Hebrew scriptures, we see, over time, an increasing awareness of rivalry and its negative impact in the world. Today, our Old Testament story about Naaman, with his leprosy, highlights the frequency of rivalry. Right from the start we are alerted to rivalry as we are introduced to Naaman as one who fought against the king of Israel. That king’s ego had stupidly driven him into battle in order to take what belonged to others. Prior to that, he had killed one of his own people and taken his land. Later, when Naaman’s own king sent a letter to the king of Israel, asking for help for Naaman, the king of Israel had interpreted it as picking a fight. Suspicion is a form of rivalry. Later, Naaman engages in rivalrous behaviour when he is indignant that the prophet offering him healing, fails to recognise the superiority of the rivers he could have washed in back home. Ranking things or people above or below each other is a form of rivalry. In contrast, those who do not engage in rivalry include Naaman’s wife’s servant-girl, who was kidnapped in battle and you would expect to treat Naaman as her rival, but instead, offers to help him, and his own servants, who tell him to pull his head in and humble himself enough to get the help he needs. This story is a remarkable critique of rivalry, considering it even critiques the king of those who told it – in a time when that was not fashionable. For us though, stories like that are safe, but subversive stories, in that they allow us to see ourselves in the story, how sometimes we behave like the characters in the story, but also, that our behaviour, when like that, is called into question.

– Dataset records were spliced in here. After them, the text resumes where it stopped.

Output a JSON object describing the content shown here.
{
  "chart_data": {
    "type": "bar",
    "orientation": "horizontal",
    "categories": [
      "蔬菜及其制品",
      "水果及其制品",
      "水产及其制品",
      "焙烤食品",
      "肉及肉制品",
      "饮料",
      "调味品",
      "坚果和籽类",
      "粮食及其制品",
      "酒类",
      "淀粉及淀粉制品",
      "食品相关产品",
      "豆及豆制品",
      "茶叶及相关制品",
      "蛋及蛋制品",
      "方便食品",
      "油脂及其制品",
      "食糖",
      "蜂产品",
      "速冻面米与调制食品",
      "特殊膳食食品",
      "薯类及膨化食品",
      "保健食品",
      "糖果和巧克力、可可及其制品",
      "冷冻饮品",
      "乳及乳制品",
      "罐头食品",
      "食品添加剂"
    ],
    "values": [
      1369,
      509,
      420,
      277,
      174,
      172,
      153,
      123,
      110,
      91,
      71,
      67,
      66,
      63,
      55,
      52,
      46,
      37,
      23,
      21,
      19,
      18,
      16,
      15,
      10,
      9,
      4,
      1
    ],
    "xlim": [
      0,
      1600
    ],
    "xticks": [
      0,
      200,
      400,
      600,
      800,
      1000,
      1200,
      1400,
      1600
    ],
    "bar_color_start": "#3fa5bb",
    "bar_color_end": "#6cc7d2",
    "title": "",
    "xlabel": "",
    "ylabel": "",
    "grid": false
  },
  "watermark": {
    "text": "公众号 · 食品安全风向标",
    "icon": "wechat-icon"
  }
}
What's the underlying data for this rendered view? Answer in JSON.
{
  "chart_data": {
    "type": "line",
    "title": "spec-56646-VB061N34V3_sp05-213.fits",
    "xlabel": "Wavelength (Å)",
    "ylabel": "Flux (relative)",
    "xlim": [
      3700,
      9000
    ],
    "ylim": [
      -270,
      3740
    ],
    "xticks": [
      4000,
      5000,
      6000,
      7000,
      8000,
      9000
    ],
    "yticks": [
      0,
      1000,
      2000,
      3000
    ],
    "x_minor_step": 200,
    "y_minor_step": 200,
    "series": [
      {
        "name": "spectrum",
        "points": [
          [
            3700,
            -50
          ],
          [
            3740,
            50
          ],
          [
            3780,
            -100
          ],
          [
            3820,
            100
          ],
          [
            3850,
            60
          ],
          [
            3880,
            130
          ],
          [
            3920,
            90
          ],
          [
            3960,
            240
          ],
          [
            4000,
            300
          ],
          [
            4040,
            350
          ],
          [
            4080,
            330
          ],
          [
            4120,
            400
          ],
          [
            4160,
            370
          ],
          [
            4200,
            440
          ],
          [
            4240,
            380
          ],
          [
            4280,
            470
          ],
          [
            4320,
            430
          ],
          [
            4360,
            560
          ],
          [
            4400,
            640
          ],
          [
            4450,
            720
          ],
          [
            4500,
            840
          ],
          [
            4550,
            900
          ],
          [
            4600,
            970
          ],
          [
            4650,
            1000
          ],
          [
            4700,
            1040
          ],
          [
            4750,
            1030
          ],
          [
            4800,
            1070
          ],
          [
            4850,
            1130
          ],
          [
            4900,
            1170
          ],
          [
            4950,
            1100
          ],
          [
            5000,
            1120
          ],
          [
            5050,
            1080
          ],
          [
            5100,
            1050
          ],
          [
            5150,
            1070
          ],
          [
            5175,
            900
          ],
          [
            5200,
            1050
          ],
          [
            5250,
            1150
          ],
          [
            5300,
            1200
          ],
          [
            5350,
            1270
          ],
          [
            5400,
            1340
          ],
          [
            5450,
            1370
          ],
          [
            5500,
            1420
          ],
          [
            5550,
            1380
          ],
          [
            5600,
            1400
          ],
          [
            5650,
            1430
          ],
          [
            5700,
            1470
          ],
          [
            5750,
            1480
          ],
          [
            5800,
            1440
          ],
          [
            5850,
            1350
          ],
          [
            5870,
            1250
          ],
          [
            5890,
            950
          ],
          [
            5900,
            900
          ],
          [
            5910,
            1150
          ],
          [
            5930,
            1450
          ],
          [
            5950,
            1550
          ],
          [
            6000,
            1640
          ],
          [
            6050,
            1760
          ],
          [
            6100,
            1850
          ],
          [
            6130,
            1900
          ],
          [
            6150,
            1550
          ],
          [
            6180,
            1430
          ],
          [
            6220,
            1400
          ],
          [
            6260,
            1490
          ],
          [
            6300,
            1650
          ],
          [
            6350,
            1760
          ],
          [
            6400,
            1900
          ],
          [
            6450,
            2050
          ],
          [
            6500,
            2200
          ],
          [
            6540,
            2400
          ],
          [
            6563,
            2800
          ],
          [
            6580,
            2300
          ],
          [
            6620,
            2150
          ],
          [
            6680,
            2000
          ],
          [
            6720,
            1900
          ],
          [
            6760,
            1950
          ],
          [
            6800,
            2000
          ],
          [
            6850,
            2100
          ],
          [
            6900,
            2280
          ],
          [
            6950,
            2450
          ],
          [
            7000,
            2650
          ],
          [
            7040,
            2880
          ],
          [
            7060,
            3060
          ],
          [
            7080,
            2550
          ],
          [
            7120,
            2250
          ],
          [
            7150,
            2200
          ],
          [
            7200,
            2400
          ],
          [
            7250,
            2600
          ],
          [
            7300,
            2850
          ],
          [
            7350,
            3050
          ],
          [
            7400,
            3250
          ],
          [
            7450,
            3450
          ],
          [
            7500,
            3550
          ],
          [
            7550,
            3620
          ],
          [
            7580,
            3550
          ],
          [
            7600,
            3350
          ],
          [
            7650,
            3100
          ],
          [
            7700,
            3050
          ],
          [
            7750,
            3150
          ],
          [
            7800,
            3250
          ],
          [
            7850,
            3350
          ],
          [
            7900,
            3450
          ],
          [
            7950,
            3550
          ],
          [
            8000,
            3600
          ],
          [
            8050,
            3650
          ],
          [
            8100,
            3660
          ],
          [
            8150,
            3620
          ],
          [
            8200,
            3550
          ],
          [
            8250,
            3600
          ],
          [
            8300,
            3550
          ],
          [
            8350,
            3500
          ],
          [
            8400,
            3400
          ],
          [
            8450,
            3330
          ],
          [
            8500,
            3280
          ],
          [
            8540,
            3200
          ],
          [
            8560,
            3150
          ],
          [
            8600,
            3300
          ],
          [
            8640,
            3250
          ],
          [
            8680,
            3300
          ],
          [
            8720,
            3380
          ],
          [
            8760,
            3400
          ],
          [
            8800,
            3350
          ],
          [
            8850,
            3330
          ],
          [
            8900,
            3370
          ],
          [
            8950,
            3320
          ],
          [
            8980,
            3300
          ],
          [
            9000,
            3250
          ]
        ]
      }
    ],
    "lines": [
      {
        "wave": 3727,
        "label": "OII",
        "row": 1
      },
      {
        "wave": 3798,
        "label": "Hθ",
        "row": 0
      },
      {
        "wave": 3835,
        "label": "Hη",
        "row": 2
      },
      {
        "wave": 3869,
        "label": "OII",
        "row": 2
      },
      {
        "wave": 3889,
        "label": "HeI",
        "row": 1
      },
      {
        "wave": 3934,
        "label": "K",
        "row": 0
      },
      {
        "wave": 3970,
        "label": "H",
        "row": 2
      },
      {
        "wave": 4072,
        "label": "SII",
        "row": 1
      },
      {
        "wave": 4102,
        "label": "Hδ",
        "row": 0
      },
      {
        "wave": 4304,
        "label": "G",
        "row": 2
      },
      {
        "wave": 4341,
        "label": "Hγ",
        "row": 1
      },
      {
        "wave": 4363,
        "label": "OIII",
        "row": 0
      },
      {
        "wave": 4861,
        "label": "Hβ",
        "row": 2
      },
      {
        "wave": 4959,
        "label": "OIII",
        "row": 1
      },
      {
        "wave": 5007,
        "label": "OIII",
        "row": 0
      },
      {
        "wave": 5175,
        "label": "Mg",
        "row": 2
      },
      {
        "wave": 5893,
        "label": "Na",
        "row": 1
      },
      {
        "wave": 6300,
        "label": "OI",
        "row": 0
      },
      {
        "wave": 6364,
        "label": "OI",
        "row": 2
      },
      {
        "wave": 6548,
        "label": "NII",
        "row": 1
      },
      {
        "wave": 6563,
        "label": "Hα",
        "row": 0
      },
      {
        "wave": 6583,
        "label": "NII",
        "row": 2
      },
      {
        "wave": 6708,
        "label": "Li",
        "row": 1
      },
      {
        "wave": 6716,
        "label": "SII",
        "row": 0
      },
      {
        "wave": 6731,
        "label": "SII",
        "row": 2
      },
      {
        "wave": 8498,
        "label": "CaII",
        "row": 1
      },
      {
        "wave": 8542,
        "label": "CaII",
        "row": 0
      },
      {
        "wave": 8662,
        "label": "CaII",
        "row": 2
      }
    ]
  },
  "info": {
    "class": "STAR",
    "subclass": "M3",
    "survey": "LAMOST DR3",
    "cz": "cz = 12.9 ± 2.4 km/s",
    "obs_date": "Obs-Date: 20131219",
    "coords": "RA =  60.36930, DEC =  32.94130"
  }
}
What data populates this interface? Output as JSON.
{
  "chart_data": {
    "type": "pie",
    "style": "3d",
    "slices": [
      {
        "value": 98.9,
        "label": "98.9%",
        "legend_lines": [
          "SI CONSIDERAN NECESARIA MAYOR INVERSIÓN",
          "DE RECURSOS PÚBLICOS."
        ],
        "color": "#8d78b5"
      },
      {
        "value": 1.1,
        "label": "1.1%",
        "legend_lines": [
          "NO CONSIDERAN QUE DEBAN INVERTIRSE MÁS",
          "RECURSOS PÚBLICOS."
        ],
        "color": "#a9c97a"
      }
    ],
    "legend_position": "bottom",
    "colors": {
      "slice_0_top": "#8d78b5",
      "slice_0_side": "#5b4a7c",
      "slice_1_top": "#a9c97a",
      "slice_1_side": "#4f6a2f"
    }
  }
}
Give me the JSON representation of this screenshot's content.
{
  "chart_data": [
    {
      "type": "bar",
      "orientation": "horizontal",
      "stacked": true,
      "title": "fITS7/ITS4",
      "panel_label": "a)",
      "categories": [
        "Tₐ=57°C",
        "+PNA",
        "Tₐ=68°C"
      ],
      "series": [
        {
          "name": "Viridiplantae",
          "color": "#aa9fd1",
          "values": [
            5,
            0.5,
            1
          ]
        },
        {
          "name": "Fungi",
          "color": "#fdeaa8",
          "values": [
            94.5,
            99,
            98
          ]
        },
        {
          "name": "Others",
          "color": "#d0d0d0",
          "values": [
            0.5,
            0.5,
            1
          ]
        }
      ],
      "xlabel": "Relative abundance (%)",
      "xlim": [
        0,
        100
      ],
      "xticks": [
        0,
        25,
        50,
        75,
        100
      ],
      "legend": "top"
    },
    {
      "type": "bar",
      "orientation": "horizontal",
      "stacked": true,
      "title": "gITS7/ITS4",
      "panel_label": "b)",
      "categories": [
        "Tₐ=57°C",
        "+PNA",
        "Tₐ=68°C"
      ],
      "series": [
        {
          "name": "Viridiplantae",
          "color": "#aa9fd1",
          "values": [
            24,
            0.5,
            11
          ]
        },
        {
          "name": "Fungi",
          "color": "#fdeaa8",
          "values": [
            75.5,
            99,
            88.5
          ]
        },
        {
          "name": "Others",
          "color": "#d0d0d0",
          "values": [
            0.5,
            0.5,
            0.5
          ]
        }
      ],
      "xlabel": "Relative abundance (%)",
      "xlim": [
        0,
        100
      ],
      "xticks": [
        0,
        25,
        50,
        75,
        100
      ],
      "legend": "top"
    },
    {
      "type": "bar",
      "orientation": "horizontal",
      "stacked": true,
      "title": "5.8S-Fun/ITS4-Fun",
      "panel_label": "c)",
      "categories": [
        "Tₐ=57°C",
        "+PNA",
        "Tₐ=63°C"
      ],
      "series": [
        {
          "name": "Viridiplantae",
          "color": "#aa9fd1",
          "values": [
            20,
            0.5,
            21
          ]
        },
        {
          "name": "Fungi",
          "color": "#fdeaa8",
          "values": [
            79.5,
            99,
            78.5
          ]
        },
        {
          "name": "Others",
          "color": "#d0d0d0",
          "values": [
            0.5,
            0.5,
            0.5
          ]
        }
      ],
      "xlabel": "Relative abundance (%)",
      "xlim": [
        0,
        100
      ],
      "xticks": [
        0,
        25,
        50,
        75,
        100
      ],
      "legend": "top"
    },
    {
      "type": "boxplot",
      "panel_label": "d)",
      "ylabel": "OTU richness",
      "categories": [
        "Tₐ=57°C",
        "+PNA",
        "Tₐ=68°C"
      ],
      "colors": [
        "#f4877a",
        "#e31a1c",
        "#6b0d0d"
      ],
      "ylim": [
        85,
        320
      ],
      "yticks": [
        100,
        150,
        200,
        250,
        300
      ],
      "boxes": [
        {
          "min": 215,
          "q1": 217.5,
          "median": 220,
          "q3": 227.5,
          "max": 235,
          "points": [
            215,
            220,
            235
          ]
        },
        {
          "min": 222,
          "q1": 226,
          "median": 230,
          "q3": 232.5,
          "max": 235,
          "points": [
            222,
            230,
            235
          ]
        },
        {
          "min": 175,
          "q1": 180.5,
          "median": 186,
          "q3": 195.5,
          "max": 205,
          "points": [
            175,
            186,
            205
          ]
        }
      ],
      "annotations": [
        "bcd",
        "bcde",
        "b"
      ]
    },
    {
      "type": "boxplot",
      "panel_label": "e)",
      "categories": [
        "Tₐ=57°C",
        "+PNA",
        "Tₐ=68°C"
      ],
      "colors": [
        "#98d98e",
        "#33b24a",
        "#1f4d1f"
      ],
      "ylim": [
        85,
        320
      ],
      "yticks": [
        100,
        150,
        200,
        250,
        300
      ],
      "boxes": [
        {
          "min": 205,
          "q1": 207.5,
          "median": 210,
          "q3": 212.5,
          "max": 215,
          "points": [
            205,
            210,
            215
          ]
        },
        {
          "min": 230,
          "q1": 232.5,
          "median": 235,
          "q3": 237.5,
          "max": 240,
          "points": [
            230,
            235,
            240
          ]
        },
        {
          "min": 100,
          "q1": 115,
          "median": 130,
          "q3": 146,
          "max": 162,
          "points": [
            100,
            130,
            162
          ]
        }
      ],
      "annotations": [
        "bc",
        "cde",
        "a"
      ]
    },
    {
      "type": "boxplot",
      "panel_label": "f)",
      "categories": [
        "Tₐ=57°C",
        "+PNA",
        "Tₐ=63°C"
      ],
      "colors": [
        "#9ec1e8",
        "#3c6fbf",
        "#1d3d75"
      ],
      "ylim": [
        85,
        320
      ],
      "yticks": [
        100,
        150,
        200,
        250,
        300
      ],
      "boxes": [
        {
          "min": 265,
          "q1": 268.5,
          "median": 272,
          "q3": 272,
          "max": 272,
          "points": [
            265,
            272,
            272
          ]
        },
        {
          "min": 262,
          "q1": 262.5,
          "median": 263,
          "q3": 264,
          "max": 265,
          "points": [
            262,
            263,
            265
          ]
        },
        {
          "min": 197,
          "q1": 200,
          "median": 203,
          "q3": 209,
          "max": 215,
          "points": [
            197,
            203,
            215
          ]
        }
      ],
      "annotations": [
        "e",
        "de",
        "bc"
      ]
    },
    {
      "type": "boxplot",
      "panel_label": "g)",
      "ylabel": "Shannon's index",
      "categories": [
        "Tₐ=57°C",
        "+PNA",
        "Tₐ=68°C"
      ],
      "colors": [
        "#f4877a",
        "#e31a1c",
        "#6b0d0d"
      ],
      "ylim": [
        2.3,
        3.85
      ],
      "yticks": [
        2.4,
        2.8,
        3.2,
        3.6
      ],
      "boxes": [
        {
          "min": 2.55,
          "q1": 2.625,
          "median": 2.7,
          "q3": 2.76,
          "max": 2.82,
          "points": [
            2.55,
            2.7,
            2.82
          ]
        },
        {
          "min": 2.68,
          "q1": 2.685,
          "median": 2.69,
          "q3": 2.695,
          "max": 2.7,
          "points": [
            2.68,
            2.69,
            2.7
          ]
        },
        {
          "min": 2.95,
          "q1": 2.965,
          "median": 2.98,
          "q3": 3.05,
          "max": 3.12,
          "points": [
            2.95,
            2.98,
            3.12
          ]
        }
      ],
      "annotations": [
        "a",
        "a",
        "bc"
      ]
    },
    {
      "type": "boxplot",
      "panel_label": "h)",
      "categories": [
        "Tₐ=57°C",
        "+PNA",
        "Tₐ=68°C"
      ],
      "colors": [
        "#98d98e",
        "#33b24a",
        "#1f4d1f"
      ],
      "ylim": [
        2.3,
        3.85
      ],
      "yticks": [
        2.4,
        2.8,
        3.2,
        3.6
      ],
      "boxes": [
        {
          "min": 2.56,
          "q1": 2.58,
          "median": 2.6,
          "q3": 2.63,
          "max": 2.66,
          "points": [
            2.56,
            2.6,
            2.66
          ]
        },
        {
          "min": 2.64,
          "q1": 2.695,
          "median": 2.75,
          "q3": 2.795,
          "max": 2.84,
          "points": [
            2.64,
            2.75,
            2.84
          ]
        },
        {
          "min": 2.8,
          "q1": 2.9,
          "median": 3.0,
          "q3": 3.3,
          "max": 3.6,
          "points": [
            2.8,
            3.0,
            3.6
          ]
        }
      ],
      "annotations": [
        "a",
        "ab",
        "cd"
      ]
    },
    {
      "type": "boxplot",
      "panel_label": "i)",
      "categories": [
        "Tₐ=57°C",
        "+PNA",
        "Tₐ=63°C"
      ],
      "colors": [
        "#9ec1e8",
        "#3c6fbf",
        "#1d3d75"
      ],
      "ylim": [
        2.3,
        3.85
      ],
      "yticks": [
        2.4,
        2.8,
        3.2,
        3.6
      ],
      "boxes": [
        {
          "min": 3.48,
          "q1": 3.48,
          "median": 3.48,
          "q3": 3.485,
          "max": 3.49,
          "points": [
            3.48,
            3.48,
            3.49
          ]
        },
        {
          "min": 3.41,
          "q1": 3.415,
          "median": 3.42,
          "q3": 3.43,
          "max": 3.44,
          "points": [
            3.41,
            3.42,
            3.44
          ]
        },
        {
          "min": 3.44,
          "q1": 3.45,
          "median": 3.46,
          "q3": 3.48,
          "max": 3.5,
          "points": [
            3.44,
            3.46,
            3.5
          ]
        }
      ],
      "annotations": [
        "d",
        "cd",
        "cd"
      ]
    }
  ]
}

When the writer of Luke’s Gospel wrote a mission statement for the church, he said what we have to do is take God’s peace into the world. That means to go out and be with others in a non-competitive way. Be with others, but free from rivalry. He warns that we will come into conflict with others though, because we are challenging the way they value themselves. Some people see their value coming from how many others they can climb over, how much power they acquire, or just how much they achieve in comparison to others. He suggests if you come across people who reject non-rivalry, don’t fight against them. That would be going against the very thing you stand for. On the other hand, there are people out there who already get the whole non-rivalry thing. They already live that peace to some degree or other. What that means is the peace or non-rivalry, which is the perspective of Jesus, is already at work in the world, before we go out to share it. It goes before us. That’s represented in bible stories, by Jesus always going ahead of his disciples, in their journeys. Our mission, as Christians then, is to open our hearts to the Holy Spirit, or the perspective of Jesus, already at work in the world, but we can only do that if we are already letting go of rivalry and allowing that perspective of Jesus to be the spirit which drives us.

When the Holy Spirit drives you, you are freed up from rivalry, and so less judgemental, more compassionate and forgiving, and find greater joy in helping others. But you also develop an extraordinary capacity for creativity. If we go to the story of Jesus’ resurrection, we get Jesus, having taken on the rivalry of the world, but then raised to life again, which means he is then humanity free of rivalry. He is humanity, free of any of the restrictions, or oppression, that comes with rivalry. We get a taste of what that’s like in our relationships with those who are dear to us. We can do so much, create so much, when we feel loved and are free to be ourselves, and find pleasure in allowing others to be themselves. Imagine what we can do as community. There is no blueprint for that, however. No plan. Jesus just said that we would be even more creative than he was. The only thing that is clear, is what the cross and resurrection have given us, which is the edge of rivalry – where rivalry stops and we can begin to live another way. The personal significance of that, is that if we go to the place in our own lives where we manifest rivalry most of all, by accepting that darkness for what it is, as Jesus did with human rivalry in general, there we shall find within ourselves, a capacity for extraordinary things.